Monday, August 3, 2009

Fiat's third coming

For four decades, Fiat was the only well-known car brand in India other than Ambassador. What’s more, while Ambassador was for the officialdom and families, Fiat was the car of the yuppie, forward-looking folks. So strong was the brand name that it did not get diluted even though the badge changed to Premier as far back as 1973.

However, what time could not do, competition did. The advent of Maruti in the early 1980s, which quickly captured 80 per cent of the market (it also had 80 per cent of the industry capacity) left Fiat and Ambassador gasping in its wake. And the unbridled entry of foreign multinationals in the second half of the 1990s dramatically altered the look of India’s roads. So much so that Fiat had to turn to a brand ambassador, Sachin Tendulkar, in 19XX to re-establish itself when it sought to regain lost glory with Sienna, Uno, Palio and Adventure. (Maruti, well-entrenched as Fiat once was, has largely shunned brand ambassadors except for brief flirtations with Amitabh and Abhishek Bachchan for Versa and Farhan Akhtar for A-Star.)
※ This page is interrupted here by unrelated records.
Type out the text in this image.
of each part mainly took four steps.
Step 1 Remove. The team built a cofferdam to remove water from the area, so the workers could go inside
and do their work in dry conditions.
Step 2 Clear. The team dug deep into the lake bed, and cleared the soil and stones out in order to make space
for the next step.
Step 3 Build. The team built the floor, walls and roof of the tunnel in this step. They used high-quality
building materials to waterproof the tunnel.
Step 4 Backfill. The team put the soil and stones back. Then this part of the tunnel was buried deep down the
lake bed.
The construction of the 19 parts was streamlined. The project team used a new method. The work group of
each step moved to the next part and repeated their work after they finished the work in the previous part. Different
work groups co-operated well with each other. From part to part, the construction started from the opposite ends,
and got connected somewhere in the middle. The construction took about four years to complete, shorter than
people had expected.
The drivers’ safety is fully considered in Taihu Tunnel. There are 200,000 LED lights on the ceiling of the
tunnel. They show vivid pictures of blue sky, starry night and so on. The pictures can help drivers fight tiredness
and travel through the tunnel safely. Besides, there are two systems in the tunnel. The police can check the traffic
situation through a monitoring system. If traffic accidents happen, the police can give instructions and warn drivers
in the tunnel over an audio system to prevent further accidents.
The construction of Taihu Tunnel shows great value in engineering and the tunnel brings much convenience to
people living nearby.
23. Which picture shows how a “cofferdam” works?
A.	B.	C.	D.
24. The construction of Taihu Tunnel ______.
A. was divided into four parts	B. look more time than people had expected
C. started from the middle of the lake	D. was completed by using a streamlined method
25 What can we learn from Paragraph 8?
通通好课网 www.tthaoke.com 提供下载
Fiat entered into a technical tie-up with Mumbai-based, Doshi family-owned Premier Automobiles to produce the Uno in 1995 though their association was formed way back in the 1950’s. It took control of the Kurla (suburb of Mumbai) operations three years later when Fiat India’s automotive division was spun off as a seperate unit. Fiat India Auto (FIAL), the holding company, held 51 per cent in the new entity which was subsequently renamed to Fiat India (FIL), where the Italian company increased its joint stake further to almost 100 per cent by 2005.

Fiat Grande PuntoSachin’s magic, which quickly made TVS Victor motorcycle a large-selling model, failed to work in the face of the reputation that Fiat’s cars acquired: Mainly, not very fuel-efficient, and not very well-serviced after the sale. Now, Fiat India is in the throes of a third coming in India, with cricketer Yuvraj Singh, with a muffler around his neck of the same shade as the Grande Punto on the hoarding, as its new face. And the early signs are encouraging.

Fiat India Automobiles, an equal stakes venture between Fiat Group Automobile S.p.A and Tata Motors, has launched two new models in six months – Linea, an upper C segment sedan, and Grande Punto, an upper B segment hatchback – backed up by a dealer and supply network that boasts the reach and penetration of Tata Motors.

Fiat sales grew 135 per cent last year to 8,000 vehicles. This is more than six times the number the company managed to sell three years ago, when it had hit a low of 1,245. “Through Yuvraj Singh and Fiat 500 (an iconic little car), we wanted to stand out in the Indian market as a brand having style, sophistication and technology all bundled into one. We suppose we have managed to do just that,” says Fiat India Chief Executive Rajeev Kapoor.

The partnership with Tata has given Fiat a 99-dealer network spanning the length and breadth of the country. “We got a ready-made dealership network with most of them in the best possible locations. Our distribution channel has quickened and so has our after-sales service. We want the customer to have an international buying experience when he chooses a Fiat as each showroom is similar to any of our international ones,” says Kapoor.

The aggressive pricing of the two new products, made possible through rigorous localisation, has helped. Linea costs Rs 35,000 less than Maruti’s SX4, and Rs 1.7 lakh less than Honda City. Grande Punto is priced Rs 81,000 below Hyundai’s i20, Rs 1.12 lakh below Skoda Fabia, and on a par with Maruti’s Swift. Prices taken were for ex-showroom Delhi. “By the end of the year, Linea will have a localised content of 90 per cent and Punto 85 per cent, up from 30 per cent and 48 per cent, respectively. Every month we increase the local content. This will help us manage our inventory better and cut a lot of hidden costs,” says Kapoor.

With the apparent revival, attitude has followed. The launch of Fiat 500 last year was perhaps not designed to garner volumes – Rs 14.82 lakh for a small car is a bit much for most buyers. But it has raised the sophistication quotient in Fiat’s image.

“We wanted to say to the Indian car buyer what as a company we really are today. Style, passion and elegance are what we have brought. The Bravo (another import model), Ferrari and Maserati will continue to do just that,” says Kapoor. And then perhaps the wheel of time will turn backwards.